Project Group Entomogenous Microbiology, Dr. Liyan Ping

Research Topics

Spodoptera littoralis

Lepidopteran gut flora

The relationship of gut biota with their insect host is an emerging research field. Our lab has the experience on isolating gut microbes from herbivorous insects, e.g. Spodoptera species, and we are interested in their role in insect-plant interaction. Currently, we are monitoring the population dynamics of gut biota under different growth and nutrient conditions using metagenomics approaches and microarray. The final goal of this project is to reveal the mechanism underlying the interaction between microbes and their host.

Collaborator
Dr. Heiko Vogel

© Prof. Adler
Simulium paraguayense

Simuliidae associated microorganism

Black flies can be found every where in Europe, and also in large areas of America, Africa, and Asia. They may be a nuisance to people who love outdoor activities due to the painful lesions produced by their biting. Some members of the family spread diseases, such as river blindness in Africa (Onchocerciasis). They are also responsible for some of the transmissible diseases of livestock. There were intense studies on their taxonomy and disease vector control, but little is known about the microbes associated with these insects.

Collaborator
Prof. Peter H. Adler

© Prof. Yao
Cordyceps sinensis

Pathogenesis of Cordyceps sp.

Cordyceps is a group of entomopathogenic fungi. One of the best known species is Cordyceps sinensis which form the vegetable caterpillar (Chinese name: Dong Chong Xia Cao, which means “caterpillar-in-winter, herb-in-summer”), a precious ingredient in Chinese traditional medicines. Up to date, the infection process of these fungi is not very well understood . The hypothesis that spores adhered to the larval skin when they were on the ground and geminated in soil to establish infection is well accepted, but there needs experimental evidence.

Collaborator
Prof. Yi-Jian Yao

Melolontha hippocastani

Cockchafer aerobic microbiota

The cockchafer is well known for its capability of digesting wood and fiber-rich material through microbe-aid anaerobic fermentation, but the function of the aerobic inhabitant in the gut is not well understood. Here culture-dependent and independent species characterization is combined with light and electron microscopy to study the distribution of aerobic microbiota.
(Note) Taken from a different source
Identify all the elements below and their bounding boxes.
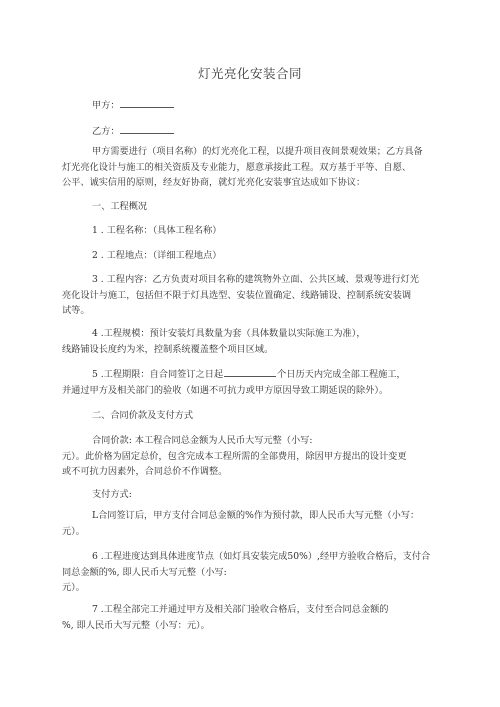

Molecular biology and biochemistry technology will be applied to address the chemical communication between bacteria and the host insect, as well as between aerobic and anaerobic gut inhabitants. We current focus on two species: the forest cockchafer (Melolontha hippocastani) and common cockchafer (Melolontha melolontha).

Collaborators
Dr. Andreas Reinecke
Dr. Horst Delb and Dr. Eiko Wagenhoff

Bacillus sp. in gut

Gut flora and insect speciation

An interesting phenomenon about the fall armyworm, Spodoptera frugiperda is that they have evolved into two distinct strains, besides other more intrinsic hormonal difference, one preferentially feed on corn, while the other on rice. Because gut microbiota plays an important role on shaping host physiology, esp. nutritional ecology, it would be interesting to see whether the gut microflora of the two strains is different and whether the different microbial composition (if there is) account for the hormonal and behavioral difference. A combination of conventional colony sequencing and next generation sequencing will be applied.